By Jacob Gurvis
When the U.S. squad suits up Friday night, June 12, to face off against Paraguay in its opening contest in the 2026 World Cup, one Jewish player will be in the mix.
Goalkeeper Matt Turner is not only the lone Jew on the U.S. team but he could well be the only Jewish player in the entire tournament, which is being jointly hosted by the United States, Mexico and Canada starting on Thursday. It’s the first edition of the tournament to be hosted by three countries, and the first to feature 48 teams.
Israel did not qualify for the World Cup and hasn’t since 1970 — due, in part, to geopolitics that pushed its soccer federation to compete in the talented European body, not in Asia.
Jewish players DeAndre Yedlin and Daniel Edelman, who both play in the MLS and have previously played for the national team, are not on the roster this summer. Yedlin played with Turner in the ‘22 tournament in Qatar, where Turner, 31, was a star.
Turner, a New Jersey native, discovered his Jewish heritage by finding his paternal great-grandmother’s emigration papers that had allowed her to flee Lithuania during the Holocaust.

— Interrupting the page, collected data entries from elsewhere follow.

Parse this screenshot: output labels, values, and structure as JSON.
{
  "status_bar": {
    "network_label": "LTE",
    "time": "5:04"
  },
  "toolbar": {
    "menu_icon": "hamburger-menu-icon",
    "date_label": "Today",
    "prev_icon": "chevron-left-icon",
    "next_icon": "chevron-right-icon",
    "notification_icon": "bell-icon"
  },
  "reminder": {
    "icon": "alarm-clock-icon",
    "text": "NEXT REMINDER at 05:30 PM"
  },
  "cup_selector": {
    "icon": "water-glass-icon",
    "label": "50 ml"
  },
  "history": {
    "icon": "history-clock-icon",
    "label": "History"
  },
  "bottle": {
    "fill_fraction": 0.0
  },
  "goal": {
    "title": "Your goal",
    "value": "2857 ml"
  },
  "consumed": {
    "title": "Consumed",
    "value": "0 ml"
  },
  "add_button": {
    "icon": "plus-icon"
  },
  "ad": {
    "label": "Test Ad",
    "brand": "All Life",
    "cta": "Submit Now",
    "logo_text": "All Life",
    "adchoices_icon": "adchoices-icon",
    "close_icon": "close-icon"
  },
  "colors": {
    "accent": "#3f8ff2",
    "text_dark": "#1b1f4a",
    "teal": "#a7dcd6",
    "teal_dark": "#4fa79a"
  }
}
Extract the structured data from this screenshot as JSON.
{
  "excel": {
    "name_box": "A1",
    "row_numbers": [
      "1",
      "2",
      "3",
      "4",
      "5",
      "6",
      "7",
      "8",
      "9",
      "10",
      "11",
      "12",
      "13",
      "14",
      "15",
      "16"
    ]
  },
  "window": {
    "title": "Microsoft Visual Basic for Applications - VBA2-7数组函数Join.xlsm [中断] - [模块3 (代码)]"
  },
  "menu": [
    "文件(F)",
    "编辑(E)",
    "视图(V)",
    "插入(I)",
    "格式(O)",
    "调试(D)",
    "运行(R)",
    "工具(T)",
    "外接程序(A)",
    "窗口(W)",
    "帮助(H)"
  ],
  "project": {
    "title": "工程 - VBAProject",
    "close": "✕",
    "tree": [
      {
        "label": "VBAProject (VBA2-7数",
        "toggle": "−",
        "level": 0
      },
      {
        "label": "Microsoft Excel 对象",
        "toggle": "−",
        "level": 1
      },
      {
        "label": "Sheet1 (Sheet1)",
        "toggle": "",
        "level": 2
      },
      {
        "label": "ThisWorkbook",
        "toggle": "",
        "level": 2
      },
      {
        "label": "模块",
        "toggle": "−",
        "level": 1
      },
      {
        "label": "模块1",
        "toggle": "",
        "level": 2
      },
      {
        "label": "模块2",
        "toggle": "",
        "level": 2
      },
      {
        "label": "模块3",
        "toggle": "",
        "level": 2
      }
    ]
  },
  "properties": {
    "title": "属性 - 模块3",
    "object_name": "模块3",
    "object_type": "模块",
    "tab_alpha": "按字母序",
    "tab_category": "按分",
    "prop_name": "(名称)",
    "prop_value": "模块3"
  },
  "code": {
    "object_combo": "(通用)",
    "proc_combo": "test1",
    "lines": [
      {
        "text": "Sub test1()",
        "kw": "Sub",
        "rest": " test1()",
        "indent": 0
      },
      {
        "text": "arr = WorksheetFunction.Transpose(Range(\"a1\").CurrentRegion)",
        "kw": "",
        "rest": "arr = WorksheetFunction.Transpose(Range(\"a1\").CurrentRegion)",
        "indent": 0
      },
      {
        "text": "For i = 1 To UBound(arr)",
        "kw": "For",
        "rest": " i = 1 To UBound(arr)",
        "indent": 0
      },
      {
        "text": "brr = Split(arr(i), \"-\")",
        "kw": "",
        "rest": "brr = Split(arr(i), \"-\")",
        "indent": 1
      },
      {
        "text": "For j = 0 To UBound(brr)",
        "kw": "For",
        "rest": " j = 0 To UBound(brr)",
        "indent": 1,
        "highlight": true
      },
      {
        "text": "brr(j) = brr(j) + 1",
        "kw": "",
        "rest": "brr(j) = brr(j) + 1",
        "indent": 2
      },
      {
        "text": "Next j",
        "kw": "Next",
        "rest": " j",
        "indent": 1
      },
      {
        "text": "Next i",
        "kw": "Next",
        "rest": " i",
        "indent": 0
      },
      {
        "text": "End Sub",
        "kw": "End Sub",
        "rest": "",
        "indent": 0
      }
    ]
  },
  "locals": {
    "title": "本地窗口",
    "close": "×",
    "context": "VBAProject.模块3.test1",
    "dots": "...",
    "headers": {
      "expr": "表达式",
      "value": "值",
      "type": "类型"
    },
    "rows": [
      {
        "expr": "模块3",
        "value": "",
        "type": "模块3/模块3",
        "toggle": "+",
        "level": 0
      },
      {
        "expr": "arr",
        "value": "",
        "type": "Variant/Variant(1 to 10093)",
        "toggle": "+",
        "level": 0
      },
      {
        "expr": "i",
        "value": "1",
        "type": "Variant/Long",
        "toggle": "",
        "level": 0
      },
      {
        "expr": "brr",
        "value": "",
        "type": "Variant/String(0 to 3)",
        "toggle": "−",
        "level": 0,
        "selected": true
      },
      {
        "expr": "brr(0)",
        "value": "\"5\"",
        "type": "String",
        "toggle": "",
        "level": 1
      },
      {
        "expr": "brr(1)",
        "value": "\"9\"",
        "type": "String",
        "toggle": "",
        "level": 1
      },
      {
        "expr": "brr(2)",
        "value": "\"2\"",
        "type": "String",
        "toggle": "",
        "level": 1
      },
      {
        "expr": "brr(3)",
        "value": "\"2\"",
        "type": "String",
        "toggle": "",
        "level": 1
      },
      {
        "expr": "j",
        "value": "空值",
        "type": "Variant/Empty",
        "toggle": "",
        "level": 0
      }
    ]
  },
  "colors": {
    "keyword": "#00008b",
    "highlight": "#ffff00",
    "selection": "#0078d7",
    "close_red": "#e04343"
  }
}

“Once I found the documents, I was certainly very, very excited,” Turner told the Jewish Telegraphic Agency in 2023. “America, in general, it’s a melting pot, and everybody has those roots elsewhere. So to understand your story, your history, a little bit is really nice.”

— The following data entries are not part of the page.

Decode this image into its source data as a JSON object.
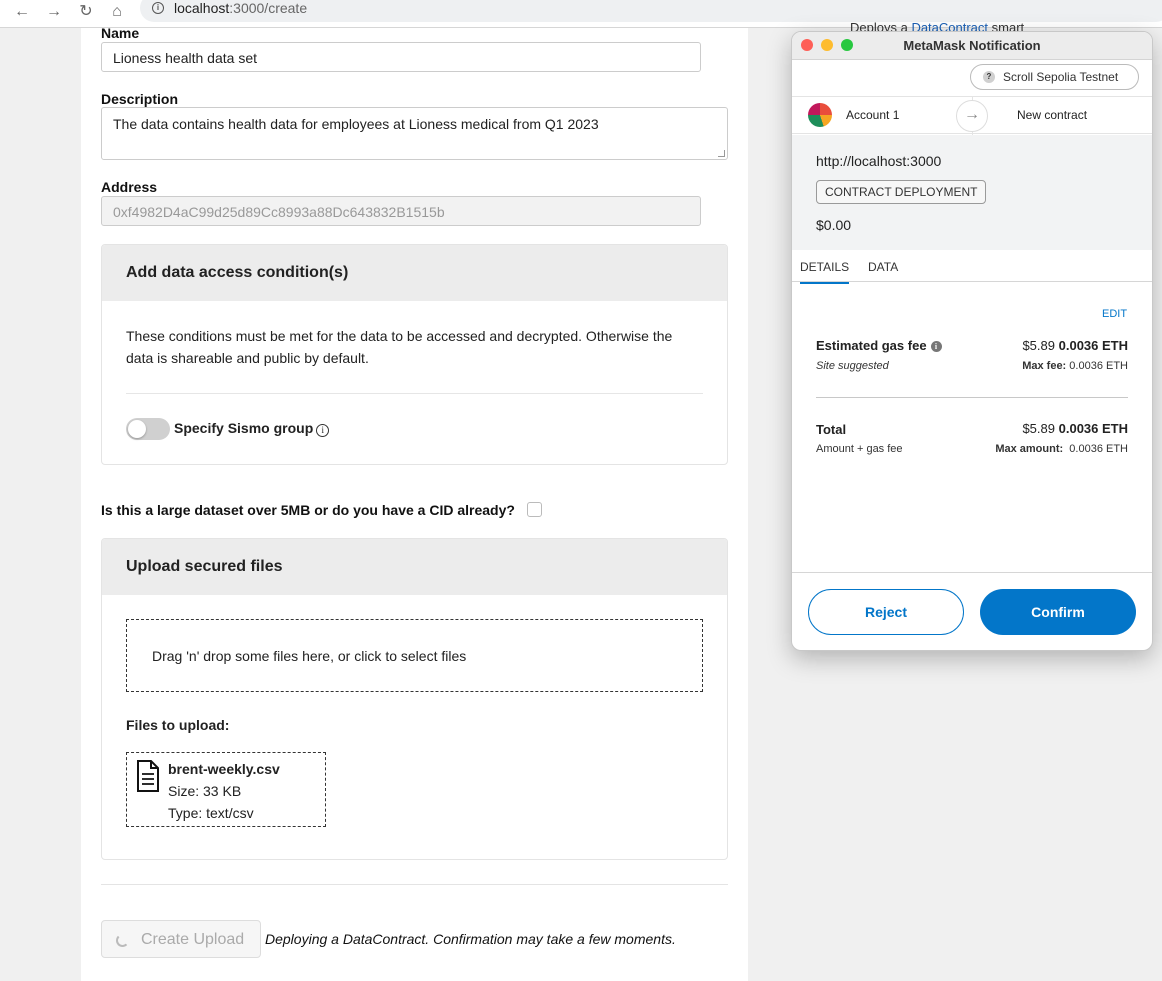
{
  "browser": {
    "url_host": "localhost",
    "url_rest": ":3000/create"
  },
  "form": {
    "name_label": "Name",
    "name_value": "Lioness health data set",
    "description_label": "Description",
    "description_value": "The data contains health data for employees at Lioness medical from Q1 2023",
    "address_label": "Address",
    "address_value": "0xf4982D4aC99d25d89Cc8993a88Dc643832B1515b"
  },
  "access_card": {
    "title": "Add data access condition(s)",
    "text": "These conditions must be met for the data to be accessed and decrypted. Otherwise the data is shareable and public by default.",
    "toggle_label": "Specify Sismo group",
    "toggle_on": false
  },
  "large_dataset_question": "Is this a large dataset over 5MB or do you have a CID already?",
  "upload_card": {
    "title": "Upload secured files",
    "dropzone_text": "Drag 'n' drop some files here, or click to select files",
    "files_label": "Files to upload:",
    "file": {
      "name": "brent-weekly.csv",
      "size": "Size: 33 KB",
      "type": "Type: text/csv"
    }
  },
  "footer": {
    "create_button": "Create Upload",
    "deploy_message": "Deploying a DataContract. Confirmation may take a few moments."
  },
  "background_snippet": {
    "text": "Deploys a",
    "link": "DataContract",
    "after": "smart"
  },
  "metamask": {
    "title": "MetaMask Notification",
    "network": "Scroll Sepolia Testnet",
    "account": "Account 1",
    "new_contract": "New contract",
    "origin": "http://localhost:3000",
    "badge": "CONTRACT DEPLOYMENT",
    "amount": "$0.00",
    "tabs": [
      "DETAILS",
      "DATA"
    ],
    "edit": "EDIT",
    "gas_label": "Estimated gas fee",
    "gas_usd": "$5.89",
    "gas_eth": "0.0036 ETH",
    "site_suggested": "Site suggested",
    "max_fee_label": "Max fee:",
    "max_fee_value": "0.0036 ETH",
    "total_label": "Total",
    "total_usd": "$5.89",
    "total_eth": "0.0036 ETH",
    "amount_gas": "Amount + gas fee",
    "max_amount_label": "Max amount:",
    "max_amount_value": "0.0036 ETH",
    "reject": "Reject",
    "confirm": "Confirm",
    "colors": {
      "primary": "#0376c9"
    }
  }
}
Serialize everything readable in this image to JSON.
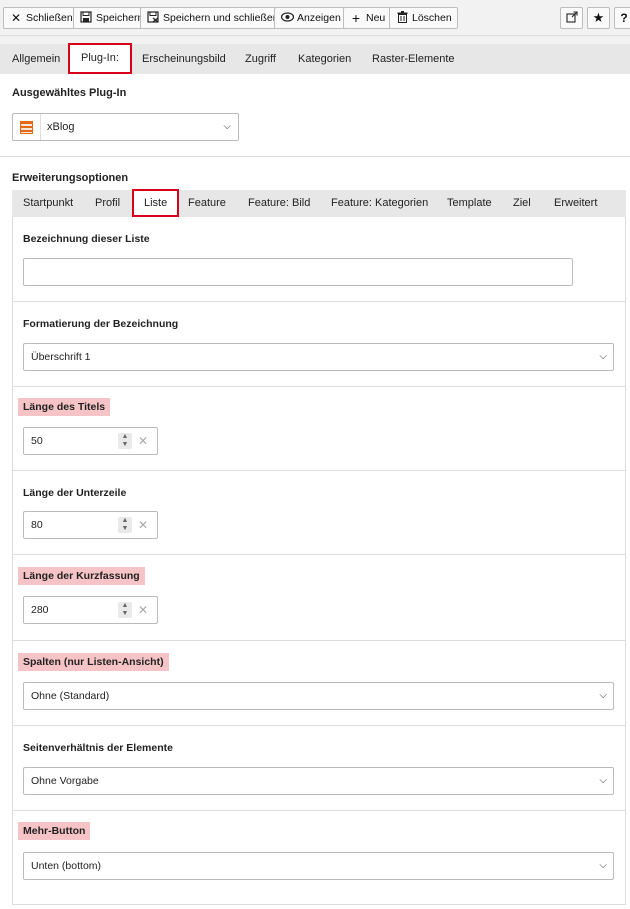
{
  "toolbar": {
    "close_label": "Schließen",
    "save_label": "Speichern",
    "save_close_label": "Speichern und schließen",
    "view_label": "Anzeigen",
    "new_label": "Neu",
    "delete_label": "Löschen",
    "icons": [
      "close-icon",
      "save-icon",
      "save-close-icon",
      "eye-icon",
      "plus-icon",
      "trash-icon",
      "external-link-icon",
      "star-icon",
      "help-icon"
    ]
  },
  "main_tabs": [
    "Allgemein",
    "Plug-In:",
    "Erscheinungsbild",
    "Zugriff",
    "Kategorien",
    "Raster-Elemente"
  ],
  "main_tab_active": "Plug-In:",
  "plugin": {
    "section_title": "Ausgewähltes Plug-In",
    "selected": "xBlog"
  },
  "extensions": {
    "section_title": "Erweiterungsoptionen",
    "tabs": [
      "Startpunkt",
      "Profil",
      "Liste",
      "Feature",
      "Feature: Bild",
      "Feature: Kategorien",
      "Template",
      "Ziel",
      "Erweitert"
    ],
    "active_tab": "Liste"
  },
  "fields": {
    "list_name": {
      "label": "Bezeichnung dieser Liste",
      "value": ""
    },
    "format": {
      "label": "Formatierung der Bezeichnung",
      "value": "Überschrift 1"
    },
    "title_length": {
      "label": "Länge des Titels",
      "value": "50"
    },
    "subline_length": {
      "label": "Länge der Unterzeile",
      "value": "80"
    },
    "summary_length": {
      "label": "Länge der Kurzfassung",
      "value": "280"
    },
    "columns": {
      "label": "Spalten (nur Listen-Ansicht)",
      "value": "Ohne (Standard)"
    },
    "aspect_ratio": {
      "label": "Seitenverhältnis der Elemente",
      "value": "Ohne Vorgabe"
    },
    "more_button": {
      "label": "Mehr-Button",
      "value": "Unten (bottom)"
    }
  },
  "colors": {
    "highlight": "#f6c3c6",
    "active_tab_border": "#d9001a",
    "plugin_icon": "#e36a16"
  }
}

The revelation allowed him to obtain a Lithuanian passport, which made it easier for the goalie to pursue soccer opportunities in Europe. It also changed his relationship to his Jewish identity.
“The more my father and I dug, the more we learned, the more connected I felt to my Jewish side, the Jewish culture of my family,” Turner said at the time. “It really changed a lot of me.”

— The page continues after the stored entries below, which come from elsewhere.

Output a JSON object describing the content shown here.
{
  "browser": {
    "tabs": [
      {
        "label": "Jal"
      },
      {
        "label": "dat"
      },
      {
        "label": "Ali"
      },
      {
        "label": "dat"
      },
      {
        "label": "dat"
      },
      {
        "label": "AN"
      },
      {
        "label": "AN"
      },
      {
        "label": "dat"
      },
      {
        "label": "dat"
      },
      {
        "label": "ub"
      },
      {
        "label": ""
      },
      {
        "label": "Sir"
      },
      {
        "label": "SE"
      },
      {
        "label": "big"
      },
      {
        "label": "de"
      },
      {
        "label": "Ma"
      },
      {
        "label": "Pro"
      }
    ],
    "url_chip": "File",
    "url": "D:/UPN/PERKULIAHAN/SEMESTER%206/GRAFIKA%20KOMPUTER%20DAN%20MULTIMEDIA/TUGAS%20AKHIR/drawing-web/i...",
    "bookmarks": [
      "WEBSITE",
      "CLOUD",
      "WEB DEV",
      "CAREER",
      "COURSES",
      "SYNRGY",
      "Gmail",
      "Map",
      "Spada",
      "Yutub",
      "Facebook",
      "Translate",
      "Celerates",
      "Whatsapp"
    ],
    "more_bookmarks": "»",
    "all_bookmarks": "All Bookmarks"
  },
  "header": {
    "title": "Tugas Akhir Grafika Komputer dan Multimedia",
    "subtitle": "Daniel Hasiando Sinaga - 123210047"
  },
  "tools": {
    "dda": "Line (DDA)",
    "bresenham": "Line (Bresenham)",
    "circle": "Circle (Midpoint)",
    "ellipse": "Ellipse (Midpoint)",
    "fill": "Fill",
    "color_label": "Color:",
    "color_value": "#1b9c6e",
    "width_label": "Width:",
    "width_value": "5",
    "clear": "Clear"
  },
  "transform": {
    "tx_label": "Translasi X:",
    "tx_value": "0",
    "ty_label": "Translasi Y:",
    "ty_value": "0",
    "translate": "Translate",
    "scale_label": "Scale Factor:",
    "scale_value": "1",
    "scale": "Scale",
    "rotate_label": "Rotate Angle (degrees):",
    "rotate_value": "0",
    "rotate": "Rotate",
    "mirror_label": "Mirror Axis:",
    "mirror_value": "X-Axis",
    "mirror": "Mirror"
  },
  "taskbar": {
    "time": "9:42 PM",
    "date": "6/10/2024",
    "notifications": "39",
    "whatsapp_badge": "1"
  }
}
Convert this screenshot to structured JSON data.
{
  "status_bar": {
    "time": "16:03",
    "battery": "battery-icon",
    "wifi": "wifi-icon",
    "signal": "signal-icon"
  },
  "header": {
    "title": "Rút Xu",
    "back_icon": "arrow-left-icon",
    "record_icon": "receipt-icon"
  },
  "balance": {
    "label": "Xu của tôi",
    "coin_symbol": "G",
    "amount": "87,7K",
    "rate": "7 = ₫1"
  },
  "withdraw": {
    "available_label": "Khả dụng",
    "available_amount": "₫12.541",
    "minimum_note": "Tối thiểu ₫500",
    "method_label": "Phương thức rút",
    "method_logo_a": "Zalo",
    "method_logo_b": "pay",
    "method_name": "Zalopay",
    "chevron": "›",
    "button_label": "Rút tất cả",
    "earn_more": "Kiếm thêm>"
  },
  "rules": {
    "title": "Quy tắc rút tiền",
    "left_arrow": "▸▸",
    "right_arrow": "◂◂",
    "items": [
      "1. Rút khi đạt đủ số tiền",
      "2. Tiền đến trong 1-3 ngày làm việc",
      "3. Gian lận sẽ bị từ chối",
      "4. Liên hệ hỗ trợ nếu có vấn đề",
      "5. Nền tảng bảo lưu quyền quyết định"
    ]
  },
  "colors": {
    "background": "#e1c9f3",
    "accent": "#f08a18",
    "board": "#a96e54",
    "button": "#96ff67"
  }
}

Turner, who now plays for the New England Revolution in MLS, started all four matches in 2022 for an American club that advanced to the Round of 16. He was the first American goalie with back-to-back shutouts in a World Cup since 1930.
Turner has 53 career appearances with the national team, with a 29-16-8 overall record, including 27 matches in which the opposing team did not score at all. He has also played in the Premier League and was the 2021 MLS Goalkeeper of the Year.
This time around, he is seen as less likely to start, following the ascent of a teammate to the top goalie slot. Still, he says he is moved to be part of the national team once more.
“I’ll probably cry when the national anthem goes,” he told FOX Sports. “It’s just such a huge honor — overwhelming honor — to be granted that responsibility to be on this team to do our best in those roles and ultimately, change soccer here forever.”
Although there are few Jews on the field during the 39-day tournament that ends July 19, one familiar Jewish face — or more accurately, voice — will return this year. Legendary Argentine broadcaster Andres Cantor, whose famous “Goooooooal” calls have helped popularize the sport in the United States, will be calling his 12th consecutive World Cup.
Cantor was born in Buenos Aires to a Romania-born mother and a father whose family fled the Nazis in Poland. He moved to the United States as a teenager and has publicly embraced his Jewish identity.
Jacob Gurvis wrote this article for the JTA global Jewish media source.